Lebih lanjut, Saan berharap kepada para pejabat pemerintah untuk tidak membuat kegaduhan yang tidak perlu di masa pandemi Covid-19 seperti saat ini.

"Para pejabat jangan membuat suasana politik menjadi lebih gaduh, jadi konsentrasi saja di tugasnya masing-masing," tandasnya.

Sebelumnya, Wakil Ketua Umum PPP Arsul Sani menilai pernyataan Bahlil tersebut berpotensi melanggar UUD 1945. Pasalnya, itu berkaitan dengan masa jabatan Presiden dan Wakil Presiden yang dibatasi selama lima tahun dalam setiap periodenya.

Sehingga, jika Pilpres diundur maka itu harus melakukan amandemen UUD 1945 tentang masa jabatan Presiden dan Wakil Presiden.

"Bung @bahlillahadalia, Pilpres diundur itu perlu amandemen UUD NRI Th 1945. Pasal 7 UUD tetapkan Presiden & Wapres memegang jabatan selama 5 tahun," tegas Arsul Sani, Senin (10/1).

Atas dasar itu, anggota Komisi III DPR RI fraksi PPP ini menyebut klaim Bahlil tersebut bertentangan dengan konstitusi.

Sebab, kata Wakil Ketua MPR RI fraksi PPP ini, terkait masa jabatan Presiden dan Wakil Presiden sudah sangat tegas diatur dan dibatasi. 

"Artinya kalo Pilpres diundur, Pak @jokowi akan jabat lebih dari 5 th  periode ini. Tanpa amandemen ya nabrak UUD," pungkasnya.

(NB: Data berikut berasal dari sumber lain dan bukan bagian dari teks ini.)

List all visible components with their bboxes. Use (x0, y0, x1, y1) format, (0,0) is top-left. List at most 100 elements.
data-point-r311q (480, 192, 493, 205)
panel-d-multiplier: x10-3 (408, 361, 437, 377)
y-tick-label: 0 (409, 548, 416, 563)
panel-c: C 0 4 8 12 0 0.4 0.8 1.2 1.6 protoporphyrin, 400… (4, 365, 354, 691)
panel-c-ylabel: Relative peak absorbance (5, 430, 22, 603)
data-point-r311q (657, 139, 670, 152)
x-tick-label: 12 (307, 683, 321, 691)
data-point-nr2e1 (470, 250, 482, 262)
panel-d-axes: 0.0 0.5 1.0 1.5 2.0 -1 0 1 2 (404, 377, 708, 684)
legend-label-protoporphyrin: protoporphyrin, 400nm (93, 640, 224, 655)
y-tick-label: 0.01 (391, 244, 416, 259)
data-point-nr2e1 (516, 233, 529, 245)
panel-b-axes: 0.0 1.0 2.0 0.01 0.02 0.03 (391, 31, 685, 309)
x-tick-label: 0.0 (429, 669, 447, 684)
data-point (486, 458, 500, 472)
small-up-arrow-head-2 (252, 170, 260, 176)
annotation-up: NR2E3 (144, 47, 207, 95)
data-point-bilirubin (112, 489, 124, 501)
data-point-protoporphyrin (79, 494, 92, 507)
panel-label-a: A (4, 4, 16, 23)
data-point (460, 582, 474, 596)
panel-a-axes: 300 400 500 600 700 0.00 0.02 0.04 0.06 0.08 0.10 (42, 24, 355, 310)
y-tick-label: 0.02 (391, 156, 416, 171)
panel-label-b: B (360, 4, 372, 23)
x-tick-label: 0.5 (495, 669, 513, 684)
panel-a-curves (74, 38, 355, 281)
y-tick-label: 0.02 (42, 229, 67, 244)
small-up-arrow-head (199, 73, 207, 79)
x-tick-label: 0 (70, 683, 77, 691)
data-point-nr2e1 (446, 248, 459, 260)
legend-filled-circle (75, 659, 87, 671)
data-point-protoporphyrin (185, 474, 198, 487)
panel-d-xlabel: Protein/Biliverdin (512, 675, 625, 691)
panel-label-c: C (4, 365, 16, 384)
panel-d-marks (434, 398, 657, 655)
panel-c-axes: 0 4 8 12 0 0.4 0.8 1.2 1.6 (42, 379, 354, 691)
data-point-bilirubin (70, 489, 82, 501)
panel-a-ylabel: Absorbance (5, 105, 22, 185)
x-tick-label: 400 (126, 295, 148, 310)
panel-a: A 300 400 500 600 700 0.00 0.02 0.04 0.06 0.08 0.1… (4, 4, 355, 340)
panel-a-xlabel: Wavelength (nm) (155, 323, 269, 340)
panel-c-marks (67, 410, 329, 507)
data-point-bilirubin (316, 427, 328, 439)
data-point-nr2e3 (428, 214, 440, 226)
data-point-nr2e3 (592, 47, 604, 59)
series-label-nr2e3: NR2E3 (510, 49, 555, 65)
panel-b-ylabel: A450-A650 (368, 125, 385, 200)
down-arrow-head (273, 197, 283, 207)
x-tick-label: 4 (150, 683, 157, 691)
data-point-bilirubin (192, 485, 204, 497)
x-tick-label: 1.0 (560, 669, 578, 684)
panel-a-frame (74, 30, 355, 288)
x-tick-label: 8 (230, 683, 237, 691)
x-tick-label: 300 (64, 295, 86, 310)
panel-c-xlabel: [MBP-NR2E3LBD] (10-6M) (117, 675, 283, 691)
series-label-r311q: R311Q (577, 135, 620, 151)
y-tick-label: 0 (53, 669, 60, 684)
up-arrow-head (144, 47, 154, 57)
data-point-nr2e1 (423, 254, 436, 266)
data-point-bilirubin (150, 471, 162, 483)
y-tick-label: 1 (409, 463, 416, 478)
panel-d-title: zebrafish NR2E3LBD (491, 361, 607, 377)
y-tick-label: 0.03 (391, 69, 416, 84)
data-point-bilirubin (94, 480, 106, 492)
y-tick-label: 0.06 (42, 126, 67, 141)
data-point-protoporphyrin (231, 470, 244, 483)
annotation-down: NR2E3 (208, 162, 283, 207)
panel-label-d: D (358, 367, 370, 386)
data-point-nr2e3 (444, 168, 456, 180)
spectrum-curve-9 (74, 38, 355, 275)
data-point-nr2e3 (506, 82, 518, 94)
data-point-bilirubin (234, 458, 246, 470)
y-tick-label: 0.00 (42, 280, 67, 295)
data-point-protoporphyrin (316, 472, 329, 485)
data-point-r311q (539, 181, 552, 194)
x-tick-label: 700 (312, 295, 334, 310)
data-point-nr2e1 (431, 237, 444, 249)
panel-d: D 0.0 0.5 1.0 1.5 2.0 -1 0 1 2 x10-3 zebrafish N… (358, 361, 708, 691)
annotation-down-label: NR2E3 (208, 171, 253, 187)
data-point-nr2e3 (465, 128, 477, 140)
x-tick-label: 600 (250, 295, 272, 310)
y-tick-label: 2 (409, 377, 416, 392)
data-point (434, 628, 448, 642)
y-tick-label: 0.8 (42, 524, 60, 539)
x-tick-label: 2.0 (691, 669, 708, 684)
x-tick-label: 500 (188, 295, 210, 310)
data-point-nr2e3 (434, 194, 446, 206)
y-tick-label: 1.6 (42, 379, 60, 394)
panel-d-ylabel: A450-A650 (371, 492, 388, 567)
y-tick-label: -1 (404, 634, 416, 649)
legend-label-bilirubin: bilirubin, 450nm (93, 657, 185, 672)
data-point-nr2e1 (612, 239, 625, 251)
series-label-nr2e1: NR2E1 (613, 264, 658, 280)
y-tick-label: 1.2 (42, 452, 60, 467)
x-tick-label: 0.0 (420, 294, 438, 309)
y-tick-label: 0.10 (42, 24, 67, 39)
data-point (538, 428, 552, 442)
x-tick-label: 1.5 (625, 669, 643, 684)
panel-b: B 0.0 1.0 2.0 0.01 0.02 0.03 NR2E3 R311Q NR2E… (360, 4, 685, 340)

Diketahui, Menteri Investasi Bahlil Lahadalia mengklaim para pelaku dunia usaha berharap Pemilihan Presiden 2024 diundur.

Pernyataan Kepala Badan Koordinasi Penanaman Modal ini menanggapi terkait hasil survei Indikator Politik yang memperlihatkan bahwa dukungan kepada Presiden Joko Widodo (Jokowi) untuk maju kembali di Pilpres 2024 sebanyak 33,3 persen.

"Kalau kita mendengar dunia usaha rata-rata mereka memang berpikir proses demokrasi ini dalam proses peralihan kepemimpinan, kalau memang ada ruang dilakukan proses dimundurkan itu jauh lebih baik," kata Bahlil dalam saluran YouTube Indikator Politik, Minggu kemarin (9/1).